The Big Short, Inside the Doomsday Machine – A Book Review

The latest book on my summer reading list is The Big Short, Inside the Doomsday Machine, Michael Lewis’s amazing book about the hedge fund investors who managed to find a way to bet against the U.S. subprime mortgage market before it blew up in spectacular fashion. If you are looking for a book that simplifies and explains many of the derivative mortgage products that are now part of the vocabulary of any investor, then this is the book for you. Part of Lewis’s genius as a storyteller is his ability to explain complicated financial stuff, and this book doesn’t disappoint. If you’ve had a secret longing (come on…admit it) to understand Residential Mortgage Backed Securities (RMBS), Credit Default Swaps (CDS), Collateralized Debt Obligations (CDOs), synthetic CDOs, etc., this is a way to learn by being engrossed in a fantastic story about compelling people.

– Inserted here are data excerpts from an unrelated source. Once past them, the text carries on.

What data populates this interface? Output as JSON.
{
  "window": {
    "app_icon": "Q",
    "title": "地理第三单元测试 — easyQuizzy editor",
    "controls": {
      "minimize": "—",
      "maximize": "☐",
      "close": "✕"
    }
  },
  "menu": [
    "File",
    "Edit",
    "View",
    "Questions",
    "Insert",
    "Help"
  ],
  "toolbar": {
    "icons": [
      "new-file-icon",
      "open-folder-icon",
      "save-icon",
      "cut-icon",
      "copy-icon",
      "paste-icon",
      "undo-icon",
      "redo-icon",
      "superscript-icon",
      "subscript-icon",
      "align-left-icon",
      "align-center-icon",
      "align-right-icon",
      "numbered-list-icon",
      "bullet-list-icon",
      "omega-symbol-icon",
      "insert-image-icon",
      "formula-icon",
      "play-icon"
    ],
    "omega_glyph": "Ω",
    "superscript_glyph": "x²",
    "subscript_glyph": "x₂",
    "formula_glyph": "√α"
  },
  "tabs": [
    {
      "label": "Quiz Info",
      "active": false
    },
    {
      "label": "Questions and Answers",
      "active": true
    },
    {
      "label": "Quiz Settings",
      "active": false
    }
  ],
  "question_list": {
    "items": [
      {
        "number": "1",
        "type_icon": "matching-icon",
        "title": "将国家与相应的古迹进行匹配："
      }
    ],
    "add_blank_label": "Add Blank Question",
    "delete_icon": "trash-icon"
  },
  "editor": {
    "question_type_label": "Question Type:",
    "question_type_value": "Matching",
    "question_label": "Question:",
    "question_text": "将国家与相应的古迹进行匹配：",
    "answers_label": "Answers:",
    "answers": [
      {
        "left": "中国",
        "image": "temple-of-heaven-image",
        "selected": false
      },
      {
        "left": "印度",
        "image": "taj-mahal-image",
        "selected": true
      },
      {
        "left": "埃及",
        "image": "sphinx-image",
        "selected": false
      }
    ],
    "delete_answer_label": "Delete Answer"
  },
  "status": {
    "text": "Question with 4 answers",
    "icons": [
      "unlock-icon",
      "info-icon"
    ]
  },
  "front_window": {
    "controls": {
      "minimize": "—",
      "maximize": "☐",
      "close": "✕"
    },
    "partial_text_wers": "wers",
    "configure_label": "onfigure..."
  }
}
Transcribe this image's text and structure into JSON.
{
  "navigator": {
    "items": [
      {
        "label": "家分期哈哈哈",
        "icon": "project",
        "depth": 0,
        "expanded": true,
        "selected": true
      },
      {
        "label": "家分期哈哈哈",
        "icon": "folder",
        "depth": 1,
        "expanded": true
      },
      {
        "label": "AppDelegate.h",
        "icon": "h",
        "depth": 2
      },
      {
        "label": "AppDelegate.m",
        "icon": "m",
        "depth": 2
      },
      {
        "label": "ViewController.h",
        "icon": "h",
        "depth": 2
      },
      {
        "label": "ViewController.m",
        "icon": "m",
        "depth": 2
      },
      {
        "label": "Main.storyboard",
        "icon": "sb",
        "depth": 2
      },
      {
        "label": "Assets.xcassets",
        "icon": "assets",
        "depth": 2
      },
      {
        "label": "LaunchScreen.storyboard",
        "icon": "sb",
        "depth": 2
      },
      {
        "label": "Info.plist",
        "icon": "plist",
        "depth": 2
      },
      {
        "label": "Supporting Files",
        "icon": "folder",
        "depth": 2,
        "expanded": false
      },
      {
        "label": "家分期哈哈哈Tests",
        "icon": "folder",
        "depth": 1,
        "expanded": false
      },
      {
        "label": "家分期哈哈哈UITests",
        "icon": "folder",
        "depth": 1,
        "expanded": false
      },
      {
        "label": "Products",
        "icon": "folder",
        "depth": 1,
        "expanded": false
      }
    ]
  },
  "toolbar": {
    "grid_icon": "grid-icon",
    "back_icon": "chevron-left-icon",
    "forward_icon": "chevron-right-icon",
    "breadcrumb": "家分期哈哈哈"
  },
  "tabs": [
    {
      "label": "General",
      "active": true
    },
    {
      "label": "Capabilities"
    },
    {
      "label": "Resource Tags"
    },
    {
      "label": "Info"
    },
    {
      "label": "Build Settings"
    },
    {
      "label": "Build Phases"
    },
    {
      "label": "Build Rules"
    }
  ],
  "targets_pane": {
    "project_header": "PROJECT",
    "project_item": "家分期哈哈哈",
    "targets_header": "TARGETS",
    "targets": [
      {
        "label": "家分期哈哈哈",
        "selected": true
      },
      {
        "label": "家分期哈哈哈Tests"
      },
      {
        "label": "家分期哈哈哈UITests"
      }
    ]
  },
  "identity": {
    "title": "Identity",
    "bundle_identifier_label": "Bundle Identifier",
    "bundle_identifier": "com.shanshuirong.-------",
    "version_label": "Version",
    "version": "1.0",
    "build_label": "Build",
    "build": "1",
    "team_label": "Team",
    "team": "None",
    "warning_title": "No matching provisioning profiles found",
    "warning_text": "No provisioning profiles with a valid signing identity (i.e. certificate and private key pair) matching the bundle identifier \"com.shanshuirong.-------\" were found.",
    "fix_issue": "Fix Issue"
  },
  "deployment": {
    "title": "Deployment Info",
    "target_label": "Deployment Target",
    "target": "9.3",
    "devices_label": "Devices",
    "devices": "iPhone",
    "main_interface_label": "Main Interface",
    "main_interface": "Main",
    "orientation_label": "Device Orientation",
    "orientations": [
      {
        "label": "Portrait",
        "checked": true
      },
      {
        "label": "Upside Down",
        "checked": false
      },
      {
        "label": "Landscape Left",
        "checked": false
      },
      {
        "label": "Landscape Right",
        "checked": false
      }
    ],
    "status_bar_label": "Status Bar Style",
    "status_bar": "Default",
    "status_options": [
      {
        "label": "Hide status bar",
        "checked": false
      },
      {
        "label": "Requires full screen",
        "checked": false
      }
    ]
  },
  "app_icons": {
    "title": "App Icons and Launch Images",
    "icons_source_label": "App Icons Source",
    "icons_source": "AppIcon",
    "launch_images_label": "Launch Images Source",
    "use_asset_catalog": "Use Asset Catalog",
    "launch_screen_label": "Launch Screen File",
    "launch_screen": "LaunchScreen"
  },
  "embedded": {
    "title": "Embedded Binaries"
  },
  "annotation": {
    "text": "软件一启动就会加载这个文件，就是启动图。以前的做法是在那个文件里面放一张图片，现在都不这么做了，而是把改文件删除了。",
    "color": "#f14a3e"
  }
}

What is the real story of the book? For me it is a story of the type of investors who are true value investors. These are people who look at the world in a different way and have the ability to disagree with the consensus. In this case, the hedge fund managers that Lewis introduces us to basically reach the conclusion that the consensus is wrong about U.S. residential real estate, the U.S. mortgage origination and distribution system of underwriting mortgages, the level of risk in mortgage-backed securities and their derivatives, and the entire Wall Street apparatus of the world’s largest investment banks who ultimately packaged and sold hundreds of billions of dollars worth of subprime and Alt-A mortgages. In short, these hedge fund managers reached the conclusion that they were right, and virtually everyone else was wrong about the state of finance around the world. Not only do they reach the most amazing contrary opinion of the century, but they then risk everything they own to invest their view. I suppose when you can buy insurance on subprime mortgages (a way to sell-short or bet against the value of the mortgages) for 3 cents on the dollar, the value characteristics of the trade seemed obvious…to them.

And what is the defining characteristic of these genius hedge fund managers who bet it all and made hundreds of millions of dollars when the U.S. residential real estate market fell in value and the underlying mortgage products imploded? They were social misfits. One was eventually diagnosed with Asperger’s disease, although he attributed his inability to get along with people to having a glass eye. Here is Mike Burry, one of the heroes of the book, describing his struggles to get along with people: “When trying his best he was often at his worst. ‘My compliments tended not to come out right,’” he said. “I learned early on that if you compliment somebody it’ll come out wrong. For your size, you look good. That’s a really nice dress: it looks homemade.” Burry is one of many characters that are so socially inept that apparently their only recourse was to lose themselves in finance. I never thought that I would meet such interesting characters in a book about the subprime mortgage market, but there is a lot to learn from them if you aspire to be a value investor, or want to better understand value investing. This is a great book that’s easy to read. If you have some time left this summer, take a shot at it. Next on my reading list: This Time its Different, Eight Centuries of Financial Folly, by Carmen Reinhart and Kenneth Rogoff.